5) Egalitarian policy should not be concerned exclusively with resource distribution, but
must also promote a social and cultural environment conducive to wellbeing. Society should foster
good choices about how to live by means of support for egalitarian policies for the arts, education,
nature, and culture more generally.67
6) Finally, egalitarian flourishing is able to avoid the pitfalls of egalitarian approaches that
risk a harsh justice in order to punish the irresponsible, on the one hand, and on the other,
perfectionist approaches that tend to the paternalistic. Active, contributing individuals flourish on
this account, and thus the lay-about is treated, not as a shirker, but as a have-not in need of
inculcation in living well. As Morris notes, ‘useful, honoured work’ serves as a ‘tribute to the
community.’68 Fears that violations of individual autonomy will dog a perfectionist politics can be
addressed by a conception of autonomy, coupled with a social thesis, which justifies improvements
to the cultural environment to enable better informed choices conducive to self-determination.
67
Consider obesity, a cause of diminished flourishing, particularly prevalent among economically disadvantaged
people. It seems a paradox that excess is a form of deprivation; yet another indication that the pursuit of equality is
a more complex matter than simply increasing access to goods. Possible responses to obesity are policies that
encourage physical exercise and the consumption of healthy food. Obvious examples are policies that enable
methods of transportation such as cycling, policies regarding schools such as health curriculum but also the menus
of school cafeterias; even something as mundane as providing free fresh fruit in workplaces would be the kind of
policy that might help combat unhealthy eating. The recent debate initiated by the British celebrity chef, Jamie
Oliver, about the quality of school meals, is interesting in its concern for, not just healthy eating, but also the
aesthetics of good food.
68 Morris, ‘Art and Socialism,’ Collected Works, Vol. XXIII, 193, ‘How We Live and How We Might Live,’ 14.
24
Conclusion
The welfare state has marked both the triumph of the egalitarian vision of Karl Marx and its
disappointment. On the one hand, most Western liberal societies have taken on some kind of
obligation to assure access to the means of subsistence, and it is difficult to imagine the commitment
to some redistribution of wealth, however unevenly assured, ever disappearing. On the other hand,
this commitment is, in even its most ambitious forms, limited. It is, of course, evident in only some,
privileged parts of the world. And even in those parts of the world where egalitarianism has had
some impact, there is considerable pressure to limit equality to the provision of opportunities,
severed from ideas about how to improve the way people live.

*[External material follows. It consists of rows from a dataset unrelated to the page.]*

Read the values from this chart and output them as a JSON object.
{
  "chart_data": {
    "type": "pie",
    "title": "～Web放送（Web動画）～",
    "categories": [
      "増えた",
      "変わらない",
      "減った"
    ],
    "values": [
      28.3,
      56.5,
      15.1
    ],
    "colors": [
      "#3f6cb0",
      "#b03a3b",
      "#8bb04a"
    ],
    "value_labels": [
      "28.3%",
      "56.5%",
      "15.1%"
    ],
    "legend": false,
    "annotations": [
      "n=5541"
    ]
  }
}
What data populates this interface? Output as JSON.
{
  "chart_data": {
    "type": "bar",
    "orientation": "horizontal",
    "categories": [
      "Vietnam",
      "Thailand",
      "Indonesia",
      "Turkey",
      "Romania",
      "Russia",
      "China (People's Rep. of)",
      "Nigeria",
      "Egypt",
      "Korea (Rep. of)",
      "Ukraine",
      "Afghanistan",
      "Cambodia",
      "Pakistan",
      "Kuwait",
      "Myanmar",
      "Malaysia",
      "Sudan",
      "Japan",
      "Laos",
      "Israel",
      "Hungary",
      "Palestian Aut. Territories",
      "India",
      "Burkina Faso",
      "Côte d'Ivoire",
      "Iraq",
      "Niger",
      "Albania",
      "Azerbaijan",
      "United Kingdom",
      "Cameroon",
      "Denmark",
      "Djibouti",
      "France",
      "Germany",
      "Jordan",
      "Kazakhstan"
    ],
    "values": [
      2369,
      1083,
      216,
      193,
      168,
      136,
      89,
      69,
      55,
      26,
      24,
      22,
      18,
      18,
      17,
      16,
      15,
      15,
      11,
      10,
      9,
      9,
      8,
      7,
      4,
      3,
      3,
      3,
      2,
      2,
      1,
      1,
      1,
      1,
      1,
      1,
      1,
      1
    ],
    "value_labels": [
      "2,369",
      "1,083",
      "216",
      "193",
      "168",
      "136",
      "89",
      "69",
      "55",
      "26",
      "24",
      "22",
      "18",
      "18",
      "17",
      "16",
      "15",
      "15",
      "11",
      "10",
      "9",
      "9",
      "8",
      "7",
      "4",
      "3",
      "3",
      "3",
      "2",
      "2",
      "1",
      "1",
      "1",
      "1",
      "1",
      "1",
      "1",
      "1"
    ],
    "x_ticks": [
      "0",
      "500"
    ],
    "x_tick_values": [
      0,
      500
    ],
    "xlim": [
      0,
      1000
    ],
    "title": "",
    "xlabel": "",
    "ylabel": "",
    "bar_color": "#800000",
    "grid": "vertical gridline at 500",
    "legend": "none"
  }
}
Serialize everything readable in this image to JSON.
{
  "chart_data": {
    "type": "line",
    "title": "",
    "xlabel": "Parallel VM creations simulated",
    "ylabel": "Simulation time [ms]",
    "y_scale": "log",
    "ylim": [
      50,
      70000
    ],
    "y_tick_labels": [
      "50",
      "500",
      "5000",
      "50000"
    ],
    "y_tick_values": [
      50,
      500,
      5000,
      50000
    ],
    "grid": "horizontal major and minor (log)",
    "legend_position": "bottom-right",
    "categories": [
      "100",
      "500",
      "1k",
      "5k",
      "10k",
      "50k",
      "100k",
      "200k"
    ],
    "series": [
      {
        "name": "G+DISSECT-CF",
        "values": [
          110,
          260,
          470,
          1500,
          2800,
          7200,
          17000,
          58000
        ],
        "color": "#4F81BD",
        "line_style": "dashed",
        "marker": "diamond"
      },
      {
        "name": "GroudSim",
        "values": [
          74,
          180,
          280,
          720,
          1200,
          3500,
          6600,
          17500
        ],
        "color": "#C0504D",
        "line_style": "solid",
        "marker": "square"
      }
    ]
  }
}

I have argued that equality should focus on human flourishing. Such a focus can address
both the problem of individual responsibility that besets egalitarianism and the problem of
paternalism that besets perfectionism. Wellbeing or flourishing does not admit of straightforward
measurement or a catch-all formula or recipe. Yet it is flourishing, a partly subjective, partly
objective criterion, that best captures what disadvantage and advantage amount to. And it requires,
not just a radical redistribution of resources, but the maintenance of a rich cultural environment, and
a constant, open and lively inquiry into that ancient question that inaugurated political philosophy
and pervaded the doctrine of Marx: how should we live?